Vassar has attended listening sessions with students to understand their needs and concerns to help build trust and transparency between students and the administration.   

“Most students reported that they feel safe and they can walk on campus and not feel like they may be accosted, with the exception of a few groups,” said Vassar. 

“A big safety issue is around LGBTQIA folks have not felt welcomed on campus and that their bodies are safe and they can walk and not be harassed or even attacked. And we know going back to Title IX that that office has a different, disparate approach to students of color. They report that they are not believed. At different rates, Black and Latinx folks especially, and also trans youth are not believed when they’ve been assaulted on campus or even feeling safe to report it.  So, my heart is for all those who are minoritized in all educational spaces.”  

Vassar grew up in the small, rural community of Sturgis, Mich., before moving to Kalamazoo where she graduated high school.

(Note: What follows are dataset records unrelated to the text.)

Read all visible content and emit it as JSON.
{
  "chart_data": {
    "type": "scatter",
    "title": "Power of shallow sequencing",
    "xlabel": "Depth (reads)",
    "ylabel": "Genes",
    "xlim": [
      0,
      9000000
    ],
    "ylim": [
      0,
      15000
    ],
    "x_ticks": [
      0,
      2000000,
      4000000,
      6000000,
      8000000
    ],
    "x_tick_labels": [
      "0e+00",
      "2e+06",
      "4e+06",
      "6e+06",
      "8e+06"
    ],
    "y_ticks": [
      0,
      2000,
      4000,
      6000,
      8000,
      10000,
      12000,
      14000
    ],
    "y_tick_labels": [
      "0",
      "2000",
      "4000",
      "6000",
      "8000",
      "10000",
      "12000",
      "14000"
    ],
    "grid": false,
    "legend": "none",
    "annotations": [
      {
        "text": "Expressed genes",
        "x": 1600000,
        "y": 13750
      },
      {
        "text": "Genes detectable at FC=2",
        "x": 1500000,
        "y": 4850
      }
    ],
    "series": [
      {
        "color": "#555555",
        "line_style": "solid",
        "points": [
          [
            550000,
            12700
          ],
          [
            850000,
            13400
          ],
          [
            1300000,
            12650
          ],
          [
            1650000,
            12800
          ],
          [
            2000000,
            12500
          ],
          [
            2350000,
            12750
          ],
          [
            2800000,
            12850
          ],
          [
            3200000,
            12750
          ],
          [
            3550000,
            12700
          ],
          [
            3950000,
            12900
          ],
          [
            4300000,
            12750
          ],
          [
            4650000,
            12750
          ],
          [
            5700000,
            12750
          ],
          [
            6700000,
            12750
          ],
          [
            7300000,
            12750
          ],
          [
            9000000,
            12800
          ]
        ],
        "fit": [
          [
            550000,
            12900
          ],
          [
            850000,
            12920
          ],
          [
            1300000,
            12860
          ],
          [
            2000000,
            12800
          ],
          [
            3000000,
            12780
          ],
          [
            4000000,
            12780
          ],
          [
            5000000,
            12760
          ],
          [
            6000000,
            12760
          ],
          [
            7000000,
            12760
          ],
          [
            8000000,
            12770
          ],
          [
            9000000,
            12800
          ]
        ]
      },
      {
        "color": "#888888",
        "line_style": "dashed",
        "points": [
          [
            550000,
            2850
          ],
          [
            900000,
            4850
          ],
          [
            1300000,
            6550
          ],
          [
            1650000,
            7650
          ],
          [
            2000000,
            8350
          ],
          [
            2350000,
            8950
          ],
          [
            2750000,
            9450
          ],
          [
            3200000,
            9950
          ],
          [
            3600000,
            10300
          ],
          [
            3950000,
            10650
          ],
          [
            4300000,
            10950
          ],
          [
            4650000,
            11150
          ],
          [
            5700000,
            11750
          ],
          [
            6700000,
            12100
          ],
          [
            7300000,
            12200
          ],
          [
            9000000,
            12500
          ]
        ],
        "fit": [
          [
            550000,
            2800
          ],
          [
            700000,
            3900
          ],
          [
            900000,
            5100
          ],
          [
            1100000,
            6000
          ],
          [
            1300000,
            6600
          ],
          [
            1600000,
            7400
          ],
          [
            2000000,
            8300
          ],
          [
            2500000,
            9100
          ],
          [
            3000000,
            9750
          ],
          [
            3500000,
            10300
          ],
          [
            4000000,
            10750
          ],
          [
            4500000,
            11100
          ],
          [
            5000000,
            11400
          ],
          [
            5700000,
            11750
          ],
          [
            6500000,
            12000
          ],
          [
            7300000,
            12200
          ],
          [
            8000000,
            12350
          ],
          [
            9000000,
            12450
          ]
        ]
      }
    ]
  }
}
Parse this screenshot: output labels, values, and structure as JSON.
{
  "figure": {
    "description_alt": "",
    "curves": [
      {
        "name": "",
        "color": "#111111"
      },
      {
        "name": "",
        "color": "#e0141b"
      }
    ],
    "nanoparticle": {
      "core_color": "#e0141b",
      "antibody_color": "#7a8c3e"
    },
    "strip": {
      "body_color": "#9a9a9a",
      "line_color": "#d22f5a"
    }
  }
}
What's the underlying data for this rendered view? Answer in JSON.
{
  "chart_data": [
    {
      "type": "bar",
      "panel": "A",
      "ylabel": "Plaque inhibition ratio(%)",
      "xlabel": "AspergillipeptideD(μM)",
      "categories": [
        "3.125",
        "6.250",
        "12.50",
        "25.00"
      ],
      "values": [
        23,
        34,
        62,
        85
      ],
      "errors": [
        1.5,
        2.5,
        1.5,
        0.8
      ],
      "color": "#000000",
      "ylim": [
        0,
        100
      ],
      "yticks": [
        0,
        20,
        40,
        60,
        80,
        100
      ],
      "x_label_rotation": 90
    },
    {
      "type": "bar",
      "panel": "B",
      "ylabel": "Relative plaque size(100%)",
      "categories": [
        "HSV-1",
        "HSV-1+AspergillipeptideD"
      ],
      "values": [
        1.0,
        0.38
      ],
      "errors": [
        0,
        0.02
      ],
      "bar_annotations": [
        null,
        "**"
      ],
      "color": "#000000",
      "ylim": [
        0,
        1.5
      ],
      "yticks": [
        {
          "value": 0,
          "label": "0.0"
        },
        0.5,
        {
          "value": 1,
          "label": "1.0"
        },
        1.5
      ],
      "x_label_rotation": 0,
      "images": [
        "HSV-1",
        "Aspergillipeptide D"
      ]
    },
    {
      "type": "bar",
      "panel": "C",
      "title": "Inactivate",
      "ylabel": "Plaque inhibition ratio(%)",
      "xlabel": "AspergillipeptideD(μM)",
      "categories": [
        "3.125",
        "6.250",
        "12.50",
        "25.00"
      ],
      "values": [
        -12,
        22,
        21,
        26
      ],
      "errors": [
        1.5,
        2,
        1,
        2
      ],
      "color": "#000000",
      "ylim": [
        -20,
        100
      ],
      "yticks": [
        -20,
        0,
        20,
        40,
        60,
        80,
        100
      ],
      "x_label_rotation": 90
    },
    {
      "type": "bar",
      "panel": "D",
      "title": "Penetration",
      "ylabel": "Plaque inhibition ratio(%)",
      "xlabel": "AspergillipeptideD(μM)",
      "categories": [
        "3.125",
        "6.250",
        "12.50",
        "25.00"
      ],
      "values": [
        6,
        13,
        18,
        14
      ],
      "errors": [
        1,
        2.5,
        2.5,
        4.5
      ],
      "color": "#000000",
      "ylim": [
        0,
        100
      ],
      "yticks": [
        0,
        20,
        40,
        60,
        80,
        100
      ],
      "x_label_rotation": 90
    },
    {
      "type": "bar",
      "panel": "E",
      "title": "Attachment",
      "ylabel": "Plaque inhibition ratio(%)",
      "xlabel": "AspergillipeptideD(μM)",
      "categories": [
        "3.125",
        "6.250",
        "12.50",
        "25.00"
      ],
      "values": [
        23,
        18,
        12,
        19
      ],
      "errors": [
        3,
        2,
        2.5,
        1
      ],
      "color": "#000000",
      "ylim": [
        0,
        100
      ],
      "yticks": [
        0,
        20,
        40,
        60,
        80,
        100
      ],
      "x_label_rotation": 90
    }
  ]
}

She earned a Ph.D. in urban education from UCLA and is presently a professor in the department of administrative and organizational studies in the college of education at Wayne State University. 

Her research interests include parent-school partnerships, race, gender and class implications in schools, the effects of policy and practice on student achievement and outcomes and equity, justice, access and inclusion for underrepresented communities. She is the author of numerous scholarly journal articles.  

Along with her work in higher education, Vassar has over 20 years of experience working in public K–12 schools as a teacher, counselor and principal. Vassar was selected by Governor Gretchen Whitmer to the MiSTEM Advisory Council this year for a three-year term. Through her connections, she upholds a consistent dedication to community involvement. 

Through her collaborations with school districts all around the state to foster the development of students’ and educators’ transformational leadership abilities, she upholds a consistent dedication to community service. In Detroit, where she lives with her husband and kids, Dr. Rema is especially dedicated to the development of leadership. In 2020, she was honored as one of Michigan Chronicle’s Women of Excellence.  

“The day I was elected, history was made,” said Vassar. “I’m glad at Michigan State University there were trustees who were on the right side of history. I think that’s important. That day, the earrings I had on were Shirley Chisholm and she’s the first African American to run for president. I wore those earrings not knowing I would win quite frankly. But I always think about what she says, ‘Service is the rent we pay for the privilege of living on this Earth.’ And that’s how I see myself — a servant leader.”